Iranian Aideen Strandsson, 37, faces prison if she is returned to her home country because she was once a Muslim.
According to Christian Broadcasting Network, Swedish officials told Strandsson "It's not our problem if you decided to become a Christian".
Strandsson's lawyer Gabriel Donner said: "Torture and rape is common in Iranian prisons."
Although members of historical Christian minorities, such as Armenians, enjoy relative freedom in Iran, the story is different for those who have converted to Christianity from Islam.
Muslim converts face intimidation, not only from their families, but also from Iranian authorities.
The Hungarian government learned of Strandsson's story and anounced on its official website that it was willing to help her.
The statement said: "The Hungarian State is ready to recognise the girl from Iran as a refugee who the Swedish authorities intend to send back to the Islamic Republic despite the fact that her life would be in considerable danger on account of having converted to Christianity."

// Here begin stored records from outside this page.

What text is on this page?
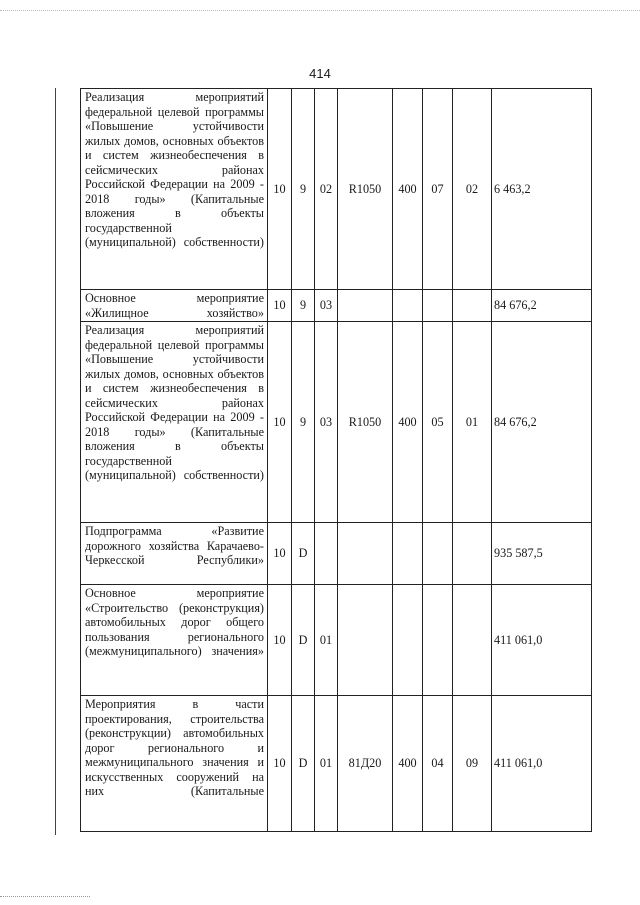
414
Реализация мероприятий федеральной целевой программы «Повышение устойчивости жилых домов, основных объектов и систем жизнеобеспечения в сейсмических районах Российской Федерации на 2009 - 2018 годы» (Капитальные вложения в объекты государственной (муниципальной) собственности)	10	9	02	R1050	400	07	02	6 463,2
Основное мероприятие «Жилищное хозяйство»	10	9	03					84 676,2
Реализация мероприятий федеральной целевой программы «Повышение устойчивости жилых домов, основных объектов и систем жизнеобеспечения в сейсмических районах Российской Федерации на 2009 - 2018 годы» (Капитальные вложения в объекты государственной (муниципальной) собственности)	10	9	03	R1050	400	05	01	84 676,2
Подпрограмма «Развитие дорожного хозяйства Карачаево-Черкесской Республики»	10	D						935 587,5
Основное мероприятие «Строительство (реконструкция) автомобильных дорог общего пользования регионального (межмуниципального) значения»	10	D	01					411 061,0
Мероприятия в части проектирования, строительства (реконструкции) автомобильных дорог регионального и межмуниципального значения и искусственных сооружений на них (Капитальные	10	D	01	81Д20	400	04	09	411 061,0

Deputy Prime Minister Zsolt Semjén, who is currently performing the duties of Prime Minister as Viktor Orban is currently on leave, told a local newspaper: "If Aideen Strandsson seeks asylum in Hungary, at the end of the procedure - which naturally also involves national security screening - she may expect a favourable ruling as Hungary does not send anyone back to a country where his or her life or physical well-being may be in danger.
"Right from the beginning, we have differentiated between economic migrants and genuine asylum-seekers. We protect Hungary from the invasion of migrants, but we provide help for genuine refugees, those whose lives are in direct danger on account of their religion, nationality or political affiliation."
Her deportation would arguably be a violation of the Geneva Convention on Refugees which asserts that a refugee should not be returned to a country where they face serious threats to their life or freedom.
Strandsson, whose application for asylum was recently rejected by the Swedish authorities for the second time, arrived in Sweden in 2014, and soon thereafter converted to Christianity by asking for a public baptism.